In this work AuNPs ~14nm and ~40nm in diameter are synthesized and functionalized with 1-undacanethiol (HS-CH2)₁₁ terminated with either (OEG)₄OH or (OEG)₄CH₃. The AuNPs were characterized with transmission electron microscopy (TEM), time of flight secondary ion mass spectrometry (ToF-SIMS), X-ray photoelectron spectroscopy (XPS), attenuated total reflectance Fourier transform infrared spectroscopy (ATR-FTIR) and low energy ion scattering (LEIS). These studies provided both qualitative and quantitative information about the functionalization of the AuNPs with an OEG containing monolayer.

TEM showed the 14nm AuNPs had a narrower size distribution and more spherical shape than the 40nm AuNPs.
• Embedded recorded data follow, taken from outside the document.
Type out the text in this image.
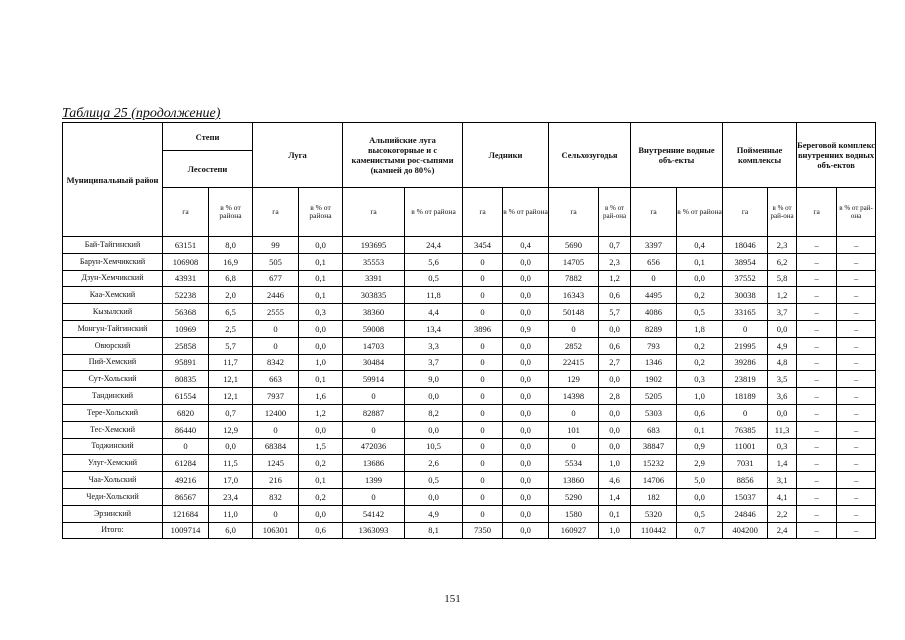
Таблица 25 (продолжение)
Муниципальный район	Степи		Луга		Альпийские луга высокогорные и с каменистыми рос-сыпями (камней до 80%)		Ледники		Сельхозугодья		Внутренние водные объ-екты		Пойменные комплексы		Береговой комплекс внутренних водных объ-ектов	
	Лесостепи															
	га	в % от района	га	в % от района	га	в % от района	га	в % от района	га	в % от рай-она	га	в % от района	га	в % от рай-она	га	в % от рай-она
Бай-Тайгинский	63151	8,0	99	0,0	193695	24,4	3454	0,4	5690	0,7	3397	0,4	18046	2,3	–	–
Барун-Хемчикский	106908	16,9	505	0,1	35553	5,6	0	0,0	14705	2,3	656	0,1	38954	6,2	–	–
Дзун-Хемчикский	43931	6,8	677	0,1	3391	0,5	0	0,0	7882	1,2	0	0,0	37552	5,8	–	–
Каа-Хемский	52238	2,0	2446	0,1	303835	11,8	0	0,0	16343	0,6	4495	0,2	30038	1,2	–	–
Кызылский	56368	6,5	2555	0,3	38360	4,4	0	0,0	50148	5,7	4086	0,5	33165	3,7	–	–
Монгун-Тайгинский	10969	2,5	0	0,0	59008	13,4	3896	0,9	0	0,0	8289	1,8	0	0,0	–	–
Овюрский	25858	5,7	0	0,0	14703	3,3	0	0,0	2852	0,6	793	0,2	21995	4,9	–	–
Пий-Хемский	95891	11,7	8342	1,0	30484	3,7	0	0,0	22415	2,7	1346	0,2	39286	4,8	–	–
Сут-Хольский	80835	12,1	663	0,1	59914	9,0	0	0,0	129	0,0	1902	0,3	23819	3,5	–	–
Тандинский	61554	12,1	7937	1,6	0	0,0	0	0,0	14398	2,8	5205	1,0	18189	3,6	–	–
Тере-Хольский	6820	0,7	12400	1,2	82887	8,2	0	0,0	0	0,0	5303	0,6	0	0,0	–	–
Тес-Хемский	86440	12,9	0	0,0	0	0,0	0	0,0	101	0,0	683	0,1	76385	11,3	–	–
Тоджинский	0	0,0	68384	1,5	472036	10,5	0	0,0	0	0,0	38847	0,9	11001	0,3	–	–
Улуг-Хемский	61284	11,5	1245	0,2	13686	2,6	0	0,0	5534	1,0	15232	2,9	7031	1,4	–	–
Чаа-Хольский	49216	17,0	216	0,1	1399	0,5	0	0,0	13860	4,6	14706	5,0	8856	3,1	–	–
Чеди-Хольский	86567	23,4	832	0,2	0	0,0	0	0,0	5290	1,4	182	0,0	15037	4,1	–	–
Эрзинский	121684	11,0	0	0,0	54142	4,9	0	0,0	1580	0,1	5320	0,5	24846	2,2	–	–
Итого:	1009714	6,0	106301	0,6	1363093	8,1	7350	0,0	160927	1,0	110442	0,7	404200	2,4	–	–
151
ToF-SIMS clearly differentiates the two SAMs based on the C₃H₇O⁺ peak attributed to the CH₃ terminated SAM. Angle-resolved XPS high-resolution C1s spectra from flat gold samples at photoelectron take-off angles of 0˚, 55˚ and 75˚ from the surface normal shows an increase in the ether component and reduction in CH with an increase in take-off angle. The changes in these values are comparable for both SAMs. This illustrates the increased presence of ethylene glycol monomers in the outer surface region and shows little difference between the two types of terminal functional groups. The 40 nm AuNPs show a sightly greater surface OEG concentration than 14 nm AuNPs, possibly indicating a more vertically oriented SAM on the 40 nm AuNPs. FTIR indicates similar crystalline CH2 backbones for all samples, however it appears the structure of OEG head groups are less crystalline on the 14nm AuNPs. This likely results in thicker and/or higher density SAMs on the 40 nm AuNPs compared to the 14nm AuNPs. This is consistent with the nearly identical XPS determined surface elemental compositions determined for OEG SAMs on the two different sized AuNPs. This is contrary to previously XPS results observed for AuNPs functionalized with COOH SAMs [1].

1. Techane, S.D., L.J. Gamble, and D.G. Castner, Multi-technique Characterization of Self-assembled Carboxylic Acid Terminated Alkanethiol Monolayers on Nanoparticle and Flat Gold Surfaces. J Phys Chem C Nanomater Interfaces, 2011. 115(19): p. 9432-9441.